Abstract
This paper suggests an alternative way for estimating the gravity equation that takes into consideration country-pair heterogeneity in bilateral trade flows. Specifically, a stochastic varying coefficient gravity model based on Hildreth and Houck's (Citation1968) random coefficient regression is proposed, that eliminates heterogeneity bias inherent in standard econometric methods. The results indicate that the standard gravity estimates can differ substantially from what is obtained when heterogeneity is accounted for.
Notes
1 Recently, Sanso et al. (Citation1993) concluded that the log-linear form, while not optimal, is a fair and ready approximation of the optimal form.
2 This may be an oversimplification of the behaviour of β-coefficients if β's vary in a systematic way with these quantifiable variables. However, given that such information is not always available, the present assumption seems reasonable.

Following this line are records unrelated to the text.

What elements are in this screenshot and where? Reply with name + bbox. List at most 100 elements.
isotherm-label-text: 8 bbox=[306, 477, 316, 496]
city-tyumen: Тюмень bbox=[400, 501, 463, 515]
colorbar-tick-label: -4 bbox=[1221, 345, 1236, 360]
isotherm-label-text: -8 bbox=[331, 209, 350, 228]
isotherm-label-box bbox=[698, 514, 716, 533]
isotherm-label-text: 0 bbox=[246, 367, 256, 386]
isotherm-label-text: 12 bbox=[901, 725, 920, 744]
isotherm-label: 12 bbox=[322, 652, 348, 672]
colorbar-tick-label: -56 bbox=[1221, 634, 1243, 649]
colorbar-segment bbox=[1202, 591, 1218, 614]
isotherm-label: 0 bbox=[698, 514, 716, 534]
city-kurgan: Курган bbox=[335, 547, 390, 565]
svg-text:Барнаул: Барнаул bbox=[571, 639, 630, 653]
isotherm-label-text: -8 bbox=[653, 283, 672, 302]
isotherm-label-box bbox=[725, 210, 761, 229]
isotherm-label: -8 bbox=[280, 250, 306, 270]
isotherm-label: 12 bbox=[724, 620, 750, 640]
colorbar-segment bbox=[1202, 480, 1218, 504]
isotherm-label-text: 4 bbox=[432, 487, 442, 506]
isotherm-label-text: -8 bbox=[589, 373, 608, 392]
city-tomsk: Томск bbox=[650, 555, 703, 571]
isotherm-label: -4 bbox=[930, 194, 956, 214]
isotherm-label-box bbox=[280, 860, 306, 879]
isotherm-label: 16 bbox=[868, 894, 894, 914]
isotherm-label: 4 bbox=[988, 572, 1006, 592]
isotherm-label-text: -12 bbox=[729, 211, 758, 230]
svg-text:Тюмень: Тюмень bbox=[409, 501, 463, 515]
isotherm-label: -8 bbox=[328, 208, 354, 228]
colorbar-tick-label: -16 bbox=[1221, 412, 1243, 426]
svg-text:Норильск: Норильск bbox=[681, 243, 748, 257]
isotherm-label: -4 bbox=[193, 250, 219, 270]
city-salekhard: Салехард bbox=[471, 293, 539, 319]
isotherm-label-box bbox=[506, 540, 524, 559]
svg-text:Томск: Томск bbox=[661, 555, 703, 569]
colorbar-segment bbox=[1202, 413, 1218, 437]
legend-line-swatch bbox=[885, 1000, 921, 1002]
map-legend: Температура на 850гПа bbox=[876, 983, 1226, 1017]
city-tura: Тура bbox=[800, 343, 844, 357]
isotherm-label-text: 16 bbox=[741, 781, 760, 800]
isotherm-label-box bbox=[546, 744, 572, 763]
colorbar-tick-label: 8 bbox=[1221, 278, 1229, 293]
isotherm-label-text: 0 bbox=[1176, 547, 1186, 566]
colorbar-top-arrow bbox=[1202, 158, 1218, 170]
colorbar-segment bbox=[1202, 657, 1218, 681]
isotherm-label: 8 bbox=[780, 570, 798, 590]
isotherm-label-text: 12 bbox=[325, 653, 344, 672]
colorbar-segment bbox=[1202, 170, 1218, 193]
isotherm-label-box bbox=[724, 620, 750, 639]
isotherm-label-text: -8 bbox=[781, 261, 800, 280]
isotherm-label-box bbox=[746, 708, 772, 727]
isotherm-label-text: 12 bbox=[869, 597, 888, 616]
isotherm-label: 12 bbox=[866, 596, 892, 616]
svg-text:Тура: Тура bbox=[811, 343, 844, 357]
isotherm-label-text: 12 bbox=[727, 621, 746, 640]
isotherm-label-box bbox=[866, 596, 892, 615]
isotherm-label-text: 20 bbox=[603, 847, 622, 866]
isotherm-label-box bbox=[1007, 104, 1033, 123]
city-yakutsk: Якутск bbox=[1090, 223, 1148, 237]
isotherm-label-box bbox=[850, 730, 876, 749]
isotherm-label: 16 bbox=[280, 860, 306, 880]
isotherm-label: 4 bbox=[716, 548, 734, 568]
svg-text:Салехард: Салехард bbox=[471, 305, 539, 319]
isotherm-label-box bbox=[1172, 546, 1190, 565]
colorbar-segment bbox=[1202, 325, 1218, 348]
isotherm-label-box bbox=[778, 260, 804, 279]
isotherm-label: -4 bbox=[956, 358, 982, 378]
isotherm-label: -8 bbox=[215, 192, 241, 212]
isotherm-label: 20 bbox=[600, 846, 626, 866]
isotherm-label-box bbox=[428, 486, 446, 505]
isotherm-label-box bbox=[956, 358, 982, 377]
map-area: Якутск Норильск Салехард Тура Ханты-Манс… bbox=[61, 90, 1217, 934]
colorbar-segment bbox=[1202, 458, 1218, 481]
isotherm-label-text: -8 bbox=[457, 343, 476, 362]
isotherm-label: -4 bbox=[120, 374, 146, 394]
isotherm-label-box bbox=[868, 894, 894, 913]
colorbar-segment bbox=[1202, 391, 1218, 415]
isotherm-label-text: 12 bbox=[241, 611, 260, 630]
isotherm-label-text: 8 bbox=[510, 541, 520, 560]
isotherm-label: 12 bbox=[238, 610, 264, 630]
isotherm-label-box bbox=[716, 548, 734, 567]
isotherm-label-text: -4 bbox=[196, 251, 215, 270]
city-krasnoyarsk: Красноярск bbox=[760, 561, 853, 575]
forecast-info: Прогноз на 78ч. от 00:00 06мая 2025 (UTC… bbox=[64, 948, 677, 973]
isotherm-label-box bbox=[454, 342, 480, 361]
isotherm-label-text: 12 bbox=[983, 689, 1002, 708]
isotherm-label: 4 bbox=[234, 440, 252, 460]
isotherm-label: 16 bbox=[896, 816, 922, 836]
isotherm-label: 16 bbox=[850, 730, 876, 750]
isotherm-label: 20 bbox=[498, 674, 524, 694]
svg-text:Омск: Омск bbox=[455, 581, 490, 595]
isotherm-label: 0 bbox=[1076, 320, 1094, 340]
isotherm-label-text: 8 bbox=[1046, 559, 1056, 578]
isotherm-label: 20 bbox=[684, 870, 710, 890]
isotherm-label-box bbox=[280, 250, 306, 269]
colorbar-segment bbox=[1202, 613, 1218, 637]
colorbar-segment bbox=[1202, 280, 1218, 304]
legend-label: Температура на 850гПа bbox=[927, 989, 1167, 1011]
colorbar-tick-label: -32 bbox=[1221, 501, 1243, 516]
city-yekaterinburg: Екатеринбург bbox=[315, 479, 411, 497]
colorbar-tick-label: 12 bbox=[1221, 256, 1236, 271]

3 Endoh (Citation1999) also found similar results in analysing trade relationships between EU, LAFTA and CMEA countries during the 1960 to 1994 period. In addition, Sharma and Chua (Citation2000) reveal that the trade in ASEAN countries is also highly affected by the rekative size of the economies, with economic integration playing a minor role. Finally, Arnon and Weinblatt (Citation1998) found that the divergence of the GDP per capita between exporting and importing countries affect negatively bilateral trade flows.